Sri Lanka's ruling party was headed for victory in local elections but with smaller than expected margins in a crucial mid-term test for President Mahinda Rajapakse, early results showed Sunday.
The president campaigned for polls held Saturday for southern and western provincial councils, both in the ethnic majority Sinhalese heartland, which account for more than a third of the total electorate.
Rajapakse's Freedom Alliance party won comfortably in his home constituency of Hambantota, with 57.42 percent of the vote, preliminary figures from the election office showed Sunday.
But the majority was less than the 66.95 percent it garnered in 2009 in that district, one of three that make up the southern province, the figures showed, with most of the votes counted.
In neighboring Matara district, the ruling party's vote base was eroded by nearly 10 percent as opposition parties made inroads, the figures showed, while counting was continuing in the third district.
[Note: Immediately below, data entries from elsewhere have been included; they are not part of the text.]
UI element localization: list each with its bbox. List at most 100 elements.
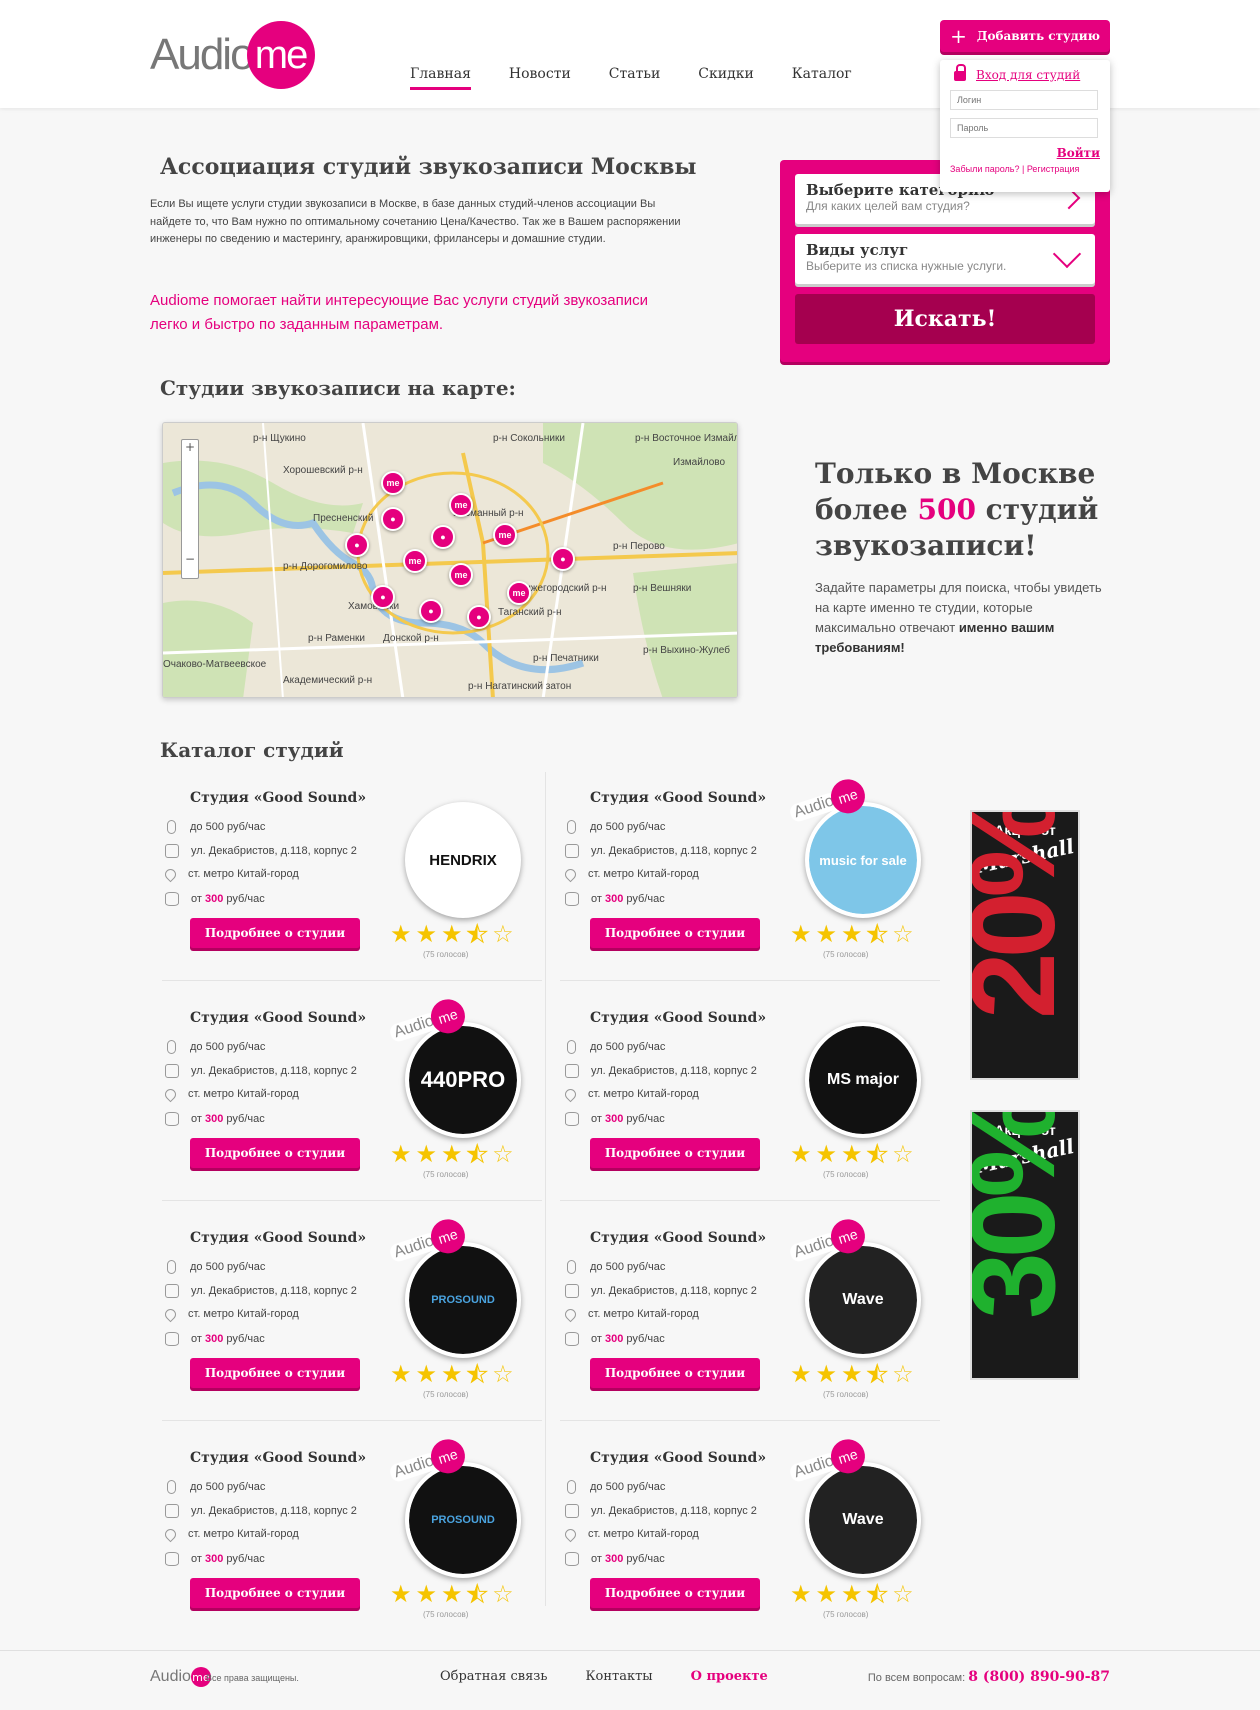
rating-stars[interactable]: ★ ★ ★ ★ ☆ [790,1362,914,1387]
star-half-icon[interactable]: ★ [466,922,488,947]
login-submit-link[interactable]: Войти [950,146,1100,160]
footer-link-feedback[interactable]: Обратная связь [440,1669,547,1684]
star-full-icon[interactable]: ★ [816,1362,838,1386]
rating-stars[interactable]: ★ ★ ★ ★ ☆ [790,1142,914,1167]
services-select[interactable]: Виды услуг Выберите из списка нужные усл… [795,234,1095,284]
studio-name[interactable]: Студия «Good Sound» [190,1450,366,1466]
marshall-banner-20[interactable]: Акция от Marshall 20% [970,810,1080,1080]
star-full-icon[interactable]: ★ [416,1362,438,1386]
rating-stars[interactable]: ★ ★ ★ ★ ☆ [390,1582,514,1607]
star-full-icon[interactable]: ★ [790,1362,812,1386]
studio-name[interactable]: Студия «Good Sound» [190,790,366,806]
studio-map[interactable]: Хорошевский р-н р-н Щукино р-н Сокольник… [162,422,738,698]
rating-stars[interactable]: ★ ★ ★ ★ ☆ [390,1362,514,1387]
microphone-pin[interactable]: ● [381,507,405,531]
microphone-pin[interactable]: ● [371,585,395,609]
star-half-icon[interactable]: ★ [466,1362,488,1387]
star-half-icon[interactable]: ★ [866,922,888,947]
studio-name[interactable]: Студия «Good Sound» [190,1230,366,1246]
star-full-icon[interactable]: ★ [841,1142,863,1166]
star-full-icon[interactable]: ★ [416,1142,438,1166]
studio-name[interactable]: Студия «Good Sound» [590,1230,766,1246]
login-field[interactable] [950,90,1098,110]
star-full-icon[interactable]: ★ [790,922,812,946]
nav-item-articles[interactable]: Статьи [609,66,661,88]
rating-stars[interactable]: ★ ★ ★ ★ ☆ [390,1142,514,1167]
phone-number[interactable]: 8 (800) 890-90-87 [968,1669,1110,1685]
star-empty-icon[interactable]: ☆ [492,1362,514,1386]
microphone-pin[interactable]: ● [431,525,455,549]
zoom-out-button[interactable]: − [182,552,198,566]
search-button[interactable]: Искать! [795,294,1095,344]
microphone-pin[interactable]: ● [467,605,491,629]
logo[interactable]: Audio me [150,21,315,89]
star-empty-icon[interactable]: ☆ [492,922,514,946]
studio-details-button[interactable]: Подробнее о студии [590,1358,760,1388]
zoom-in-button[interactable]: + [182,440,198,454]
star-empty-icon[interactable]: ☆ [892,922,914,946]
nav-item-home[interactable]: Главная [410,66,471,90]
rating-stars[interactable]: ★ ★ ★ ★ ☆ [390,922,514,947]
microphone-pin[interactable]: ● [345,533,369,557]
studio-details-button[interactable]: Подробнее о студии [190,1578,360,1608]
studio-details-button[interactable]: Подробнее о студии [190,918,360,948]
star-full-icon[interactable]: ★ [841,922,863,946]
star-full-icon[interactable]: ★ [416,922,438,946]
studio-logo[interactable]: MS major [805,1022,921,1138]
studio-name[interactable]: Студия «Good Sound» [590,1010,766,1026]
star-full-icon[interactable]: ★ [816,922,838,946]
map-pin[interactable]: me [449,493,473,517]
star-full-icon[interactable]: ★ [441,1362,463,1386]
star-full-icon[interactable]: ★ [416,1582,438,1606]
star-full-icon[interactable]: ★ [841,1362,863,1386]
star-half-icon[interactable]: ★ [466,1582,488,1607]
studio-details-button[interactable]: Подробнее о студии [590,1138,760,1168]
star-empty-icon[interactable]: ☆ [492,1582,514,1606]
marshall-banner-30[interactable]: Акция от Marshall 30% [970,1110,1080,1380]
map-pin[interactable]: me [403,549,427,573]
studio-name[interactable]: Студия «Good Sound» [190,1010,366,1026]
studio-details-button[interactable]: Подробнее о студии [190,1138,360,1168]
nav-item-discounts[interactable]: Скидки [698,66,754,88]
nav-item-news[interactable]: Новости [509,66,571,88]
star-full-icon[interactable]: ★ [441,922,463,946]
map-pin[interactable]: me [381,471,405,495]
studio-name[interactable]: Студия «Good Sound» [590,1450,766,1466]
add-studio-button[interactable]: + Добавить студию [940,20,1110,52]
star-empty-icon[interactable]: ☆ [892,1142,914,1166]
star-empty-icon[interactable]: ☆ [492,1142,514,1166]
forgot-register-links[interactable]: Забыли пароль? | Регистрация [950,164,1100,174]
star-full-icon[interactable]: ★ [790,1142,812,1166]
star-full-icon[interactable]: ★ [816,1582,838,1606]
studio-details-button[interactable]: Подробнее о студии [590,918,760,948]
star-half-icon[interactable]: ★ [866,1362,888,1387]
studio-name[interactable]: Студия «Good Sound» [590,790,766,806]
login-link[interactable]: Вход для студий [976,68,1080,82]
star-empty-icon[interactable]: ☆ [892,1582,914,1606]
microphone-pin[interactable]: ● [419,599,443,623]
star-full-icon[interactable]: ★ [441,1142,463,1166]
star-full-icon[interactable]: ★ [390,1582,412,1606]
star-full-icon[interactable]: ★ [816,1142,838,1166]
star-half-icon[interactable]: ★ [866,1582,888,1607]
microphone-pin[interactable]: ● [551,547,575,571]
rating-stars[interactable]: ★ ★ ★ ★ ☆ [790,1582,914,1607]
map-pin[interactable]: me [449,563,473,587]
star-full-icon[interactable]: ★ [390,1362,412,1386]
studio-details-button[interactable]: Подробнее о студии [590,1578,760,1608]
star-full-icon[interactable]: ★ [390,1142,412,1166]
rating-stars[interactable]: ★ ★ ★ ★ ☆ [790,922,914,947]
map-zoom-control[interactable]: + − [181,439,199,579]
footer-link-contacts[interactable]: Контакты [585,1669,652,1684]
star-full-icon[interactable]: ★ [441,1582,463,1606]
nav-item-catalog[interactable]: Каталог [792,66,852,88]
star-full-icon[interactable]: ★ [390,922,412,946]
map-pin[interactable]: me [493,523,517,547]
star-empty-icon[interactable]: ☆ [892,1362,914,1386]
star-half-icon[interactable]: ★ [866,1142,888,1167]
map-pin[interactable]: me [507,581,531,605]
password-field[interactable] [950,118,1098,138]
star-full-icon[interactable]: ★ [790,1582,812,1606]
footer-link-about[interactable]: О проекте [691,1669,768,1684]
star-half-icon[interactable]: ★ [466,1142,488,1167]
In the western province, the ruling party was leading in most of the districts, but also with smaller margins, with final results expected to be announced in coming days.
Elections for the councils, the highest level of local government, are seen as a gauge of popularity for Rajapakse -- who has maintained an iron grip on power since 2009 -- and his party ahead of parliamentary and presidential polls due in 2016.
The ruling party had tried to turn Saturday's vote into a referendum on a U.N. Human Rights Council's resolution last week to set up a war crimes probe into the island, a move that angered the Rajapakse government.
The party asked voters to send a strong message to the U.N. that ordinary Sri Lankans were against an international probe into allegations up to 40,000 civilians were killed in the final months of the island's war.
The UNHRC adopted the U.S.-led resolution Thursday censuring Colombo and calling for the investigation into the final seven years of the island's Tamil separatist war between 1972 and 2009.
The ruling party was routed at a similar provincial council election in the island's former war zone in September when the country's main ethnic Tamil minority party, the Tamil National Alliance, swept the vote.